Schule muss als gestalteter und gestaltbarer Raum verstanden werden,
 
in dem Lehrer, Schüler und Eltern miteinander kommunizieren
 
und das Kind als Partner ernst genommen wird.
 
So werden Regeln und Normen des schulischen Zusammenlebens
 
ausgehandelt, die von Gemeinschaft getragen werden.
 
Gemeinsame Verantwortung hilft,
 
Widersprüche in der Bildung und Erziehung der Kinder
 
zu verringern und eine harmonische Entwicklung
 
der kindlichen Persönlichkeit zu fördern.
 
 
Lernen mit neuen Medien
 
Bereits ab Klasse 1 werden die Kinder schrittweise an die Arbeit mit den neuen Medien herangeführt.

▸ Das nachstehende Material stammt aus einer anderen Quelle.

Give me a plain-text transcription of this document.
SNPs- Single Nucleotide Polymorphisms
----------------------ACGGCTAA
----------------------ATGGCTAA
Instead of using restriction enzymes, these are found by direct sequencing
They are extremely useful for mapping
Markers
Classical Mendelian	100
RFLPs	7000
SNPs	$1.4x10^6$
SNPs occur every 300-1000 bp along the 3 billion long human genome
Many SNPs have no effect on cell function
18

Am Computer lernen sie dessen Bedienung, sowie das Schreiben einfacher Texte und deren Überarbeitung.
In den Klassen 2 bis 4 präsentieren sie Texte und können sich über spezielle Software und das Internet Informationen beschaffen.
Lernprogramme zur Festigung und Wiederholung werden in Deutsch, Mathematik und Englisch eingesetzt. Auch im Förderunterricht und während der Freiarbeit lernen unsere Schüler die vielfältigen Möglichkeiten des Computers kennen.
 
Traditionen
 
- Projekttage zu kalendarischen Höhepunkten (teilweise auch integriert in die vorgegebenen zwei Wochen)
- Tage des Schulsports
- Sportfest im Rahmen der Bundesjugendspiele
- Teilnahme an Sportwettkämpfen (Zweifelderballturnier, Kreissportspiele)

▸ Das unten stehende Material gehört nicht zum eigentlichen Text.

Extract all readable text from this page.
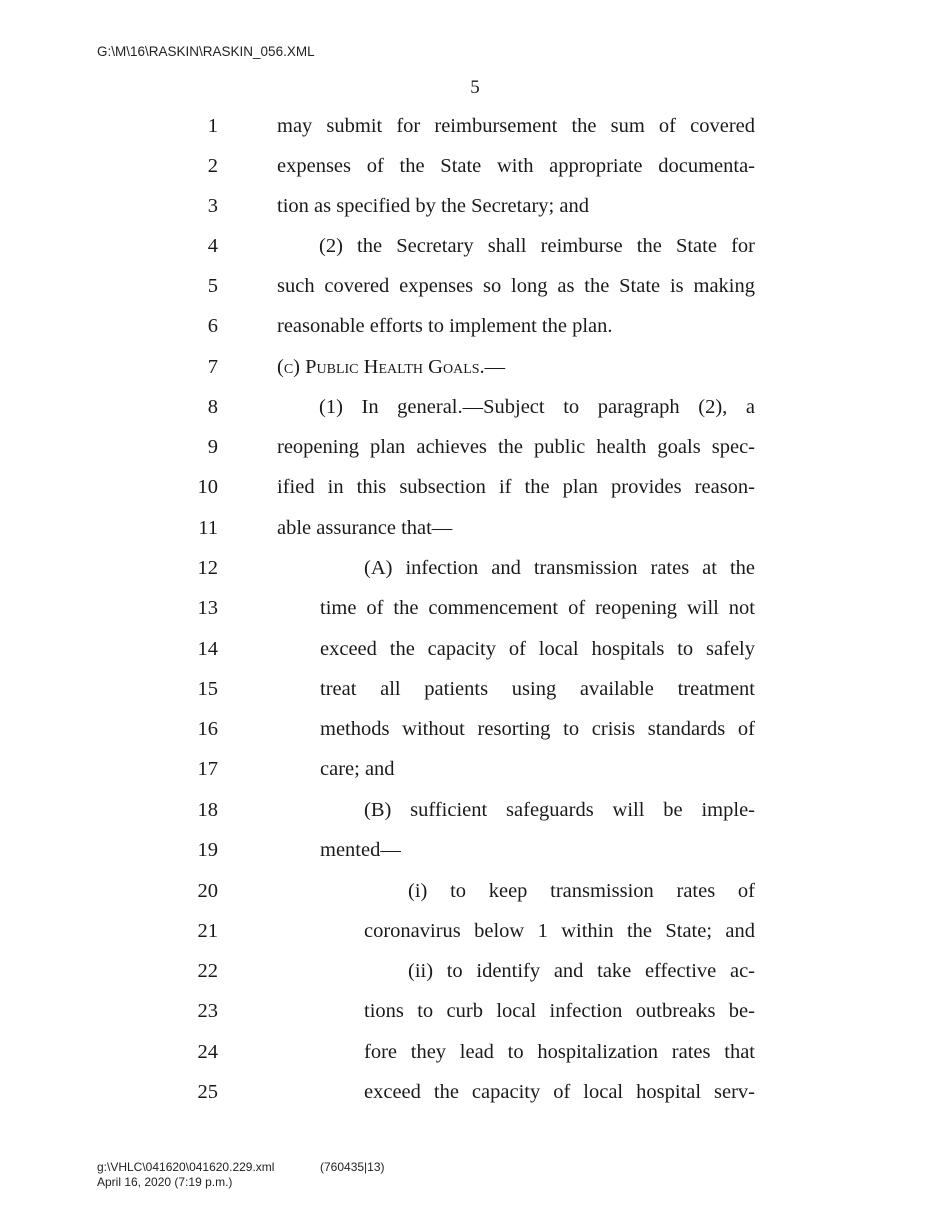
G:\M\16\RASKIN\RASKIN_056.XML
5
1	may submit for reimbursement the sum of covered
2	expenses of the State with appropriate documenta-
3	tion as specified by the Secretary; and
4	(2) the Secretary shall reimburse the State for
5	such covered expenses so long as the State is making
6	reasonable efforts to implement the plan.
7	(c) Public Health Goals.—
8	(1) In general.—Subject to paragraph (2), a
9	reopening plan achieves the public health goals spec-
10	ified in this subsection if the plan provides reason-
11	able assurance that—
12	(A) infection and transmission rates at the
13	time of the commencement of reopening will not
14	exceed the capacity of local hospitals to safely
15	treat all patients using available treatment
16	methods without resorting to crisis standards of
17	care; and
18	(B) sufficient safeguards will be imple-
19	mented—
20	(i) to keep transmission rates of
21	coronavirus below 1 within the State; and
22	(ii) to identify and take effective ac-
23	tions to curb local infection outbreaks be-
24	fore they lead to hospitalization rates that
25	exceed the capacity of local hospital serv-
g:\VHLC\041620\041620.229.xml	(760435|13)
April 16, 2020 (7:19 p.m.)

- Ausgestaltung eines Weihnachtsprogrammes für Eltern und Einwohner
- Gestaltung von Nikolaustag und Ostern durch die Eltern
- Weihnachtsprojekt der ganzen Schule und Besuch einer Weihnachtsveranstaltung
- Faschingsfeier mit dem Rossauer Karnevalsverein
- Kinobesuche (Filmtage in Mittweida)
- Teilnahme an der Mathematikolympiade nach Durchführung der Schulolympiade
- Teilnahme am Känguru-Wettbewerb, Känguru-Adventskalender
- Nutzen von Angeboten aus Museen, Bibliotheken, von Theatern und Schriftstellern u.a.

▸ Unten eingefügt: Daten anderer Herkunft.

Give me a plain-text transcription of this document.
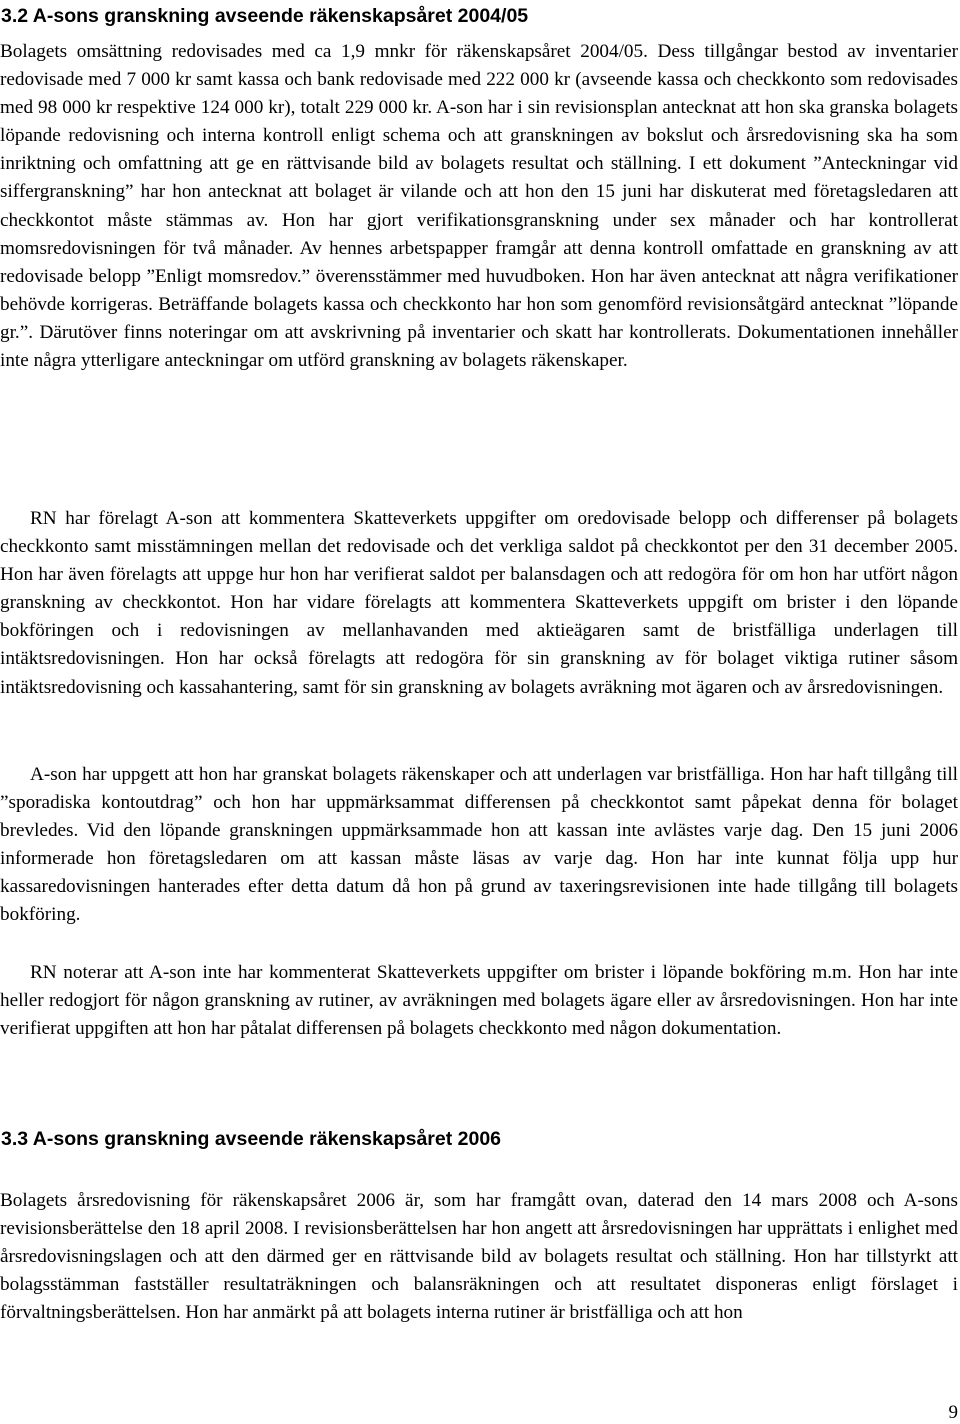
3.2 A-sons granskning avseende räkenskapsåret 2004/05

Bolagets omsättning redovisades med ca 1,9 mnkr för räkenskapsåret 2004/05. Dess tillgångar bestod av inventarier redovisade med 7 000 kr samt kassa och bank redovisade med 222 000 kr (avseende kassa och checkkonto som redovisades med 98 000 kr respektive 124 000 kr), totalt 229 000 kr. A-son har i sin revisionsplan antecknat att hon ska granska bolagets löpande redovisning och interna kontroll enligt schema och att granskningen av bokslut och årsredovisning ska ha som inriktning och omfattning att ge en rättvisande bild av bolagets resultat och ställning. I ett dokument ”Anteckningar vid siffergranskning” har hon antecknat att bolaget är vilande och att hon den 15 juni har diskuterat med företagsledaren att checkkontot måste stämmas av. Hon har gjort verifikationsgranskning under sex månader och har kontrollerat momsredovisningen för två månader. Av hennes arbetspapper framgår att denna kontroll omfattade en granskning av att redovisade belopp ”Enligt momsredov.” överensstämmer med huvudboken. Hon har även antecknat att några verifikationer behövde korrigeras. Beträffande bolagets kassa och checkkonto har hon som genomförd revisionsåtgärd antecknat ”löpande gr.”. Därutöver finns noteringar om att avskrivning på inventarier och skatt har kontrollerats. Dokumentationen innehåller inte några ytterligare anteckningar om utförd granskning av bolagets räkenskaper.

RN har förelagt A-son att kommentera Skatteverkets uppgifter om oredovisade belopp och differenser på bolagets checkkonto samt misstämningen mellan det redovisade och det verkliga saldot på checkkontot per den 31 december 2005. Hon har även förelagts att uppge hur hon har verifierat saldot per balansdagen och att redogöra för om hon har utfört någon granskning av checkkontot. Hon har vidare förelagts att kommentera Skatteverkets uppgift om brister i den löpande bokföringen och i redovisningen av mellanhavanden med aktieägaren samt de bristfälliga underlagen till intäktsredovisningen. Hon har också förelagts att redogöra för sin granskning av för bolaget viktiga rutiner såsom intäktsredovisning och kassahantering, samt för sin granskning av bolagets avräkning mot ägaren och av årsredovisningen.

A-son har uppgett att hon har granskat bolagets räkenskaper och att underlagen var bristfälliga. Hon har haft tillgång till ”sporadiska kontoutdrag” och hon har uppmärksammat differensen på checkkontot samt påpekat denna för bolaget brevledes. Vid den löpande granskningen uppmärksammade hon att kassan inte avlästes varje dag. Den 15 juni 2006 informerade hon företagsledaren om att kassan måste läsas av varje dag. Hon har inte kunnat följa upp hur kassaredovisningen hanterades efter detta datum då hon på grund av taxeringsrevisionen inte hade tillgång till bolagets bokföring.

RN noterar att A-son inte har kommenterat Skatteverkets uppgifter om brister i löpande bokföring m.m. Hon har inte heller redogjort för någon granskning av rutiner, av avräkningen med bolagets ägare eller av årsredovisningen. Hon har inte verifierat uppgiften att hon har påtalat differensen på bolagets checkkonto med någon dokumentation.

3.3 A-sons granskning avseende räkenskapsåret 2006

Bolagets årsredovisning för räkenskapsåret 2006 är, som har framgått ovan, daterad den 14 mars 2008 och A-sons revisionsberättelse den 18 april 2008. I revisionsberättelsen har hon angett att årsredovisningen har upprättats i enlighet med årsredovisningslagen och att den därmed ger en rättvisande bild av bolagets resultat och ställning. Hon har tillstyrkt att bolagsstämman fastställer resultaträkningen och balansräkningen och att resultatet disponeras enligt förslaget i förvaltningsberättelsen. Hon har anmärkt på att bolagets interna rutiner är bristfälliga och att hon

9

- Schullandheimfahrt Klasse 4
- 3 Wandertage Klassen 1, 2, 3 nach eigenen Vorstellungen und Ideen
- Abschlussfeste in den Klassen
- Altpapiersammlungen der Klassen
 
Elternarbeit
 
Für die optimale Entwicklung unserer Kinder ist eine enge Zusammenarbeit mit den Eltern die wichtigste Grundlage.
Sie basiert auf Vertrauen, Offenheit und gemeinsames Aufeinanderzugehen.
 
Jede Klasse führt zwei Elternabende durch.
 
1. Elternabend     - Wahl der Elternvertreter
                           - Lehrplanziele und -anforderungen
                           - Bewertung und Zensierung
                           - Schulausfahrt, Wandertage, andere Vorhaben
                           - Ferientermine
 
2. Elternabend    - Thema liegt in der Entscheidung des Klassenleiters
                           - Klassen 3 und 4 nach Plan Bildungsberatung
 
Im laufe des Schuljahres werden mindestens zwei Elternsprechtage angeboten.
 
Die Elternsprecher jeder Klasse treffen sich zweimal im Schulhalbjahr mit dem Schulleiter. (Bei Bedarf auch öfter)
 
Die Schulkonferenz tritt jeweils im September/Oktober und im März/April zusammen.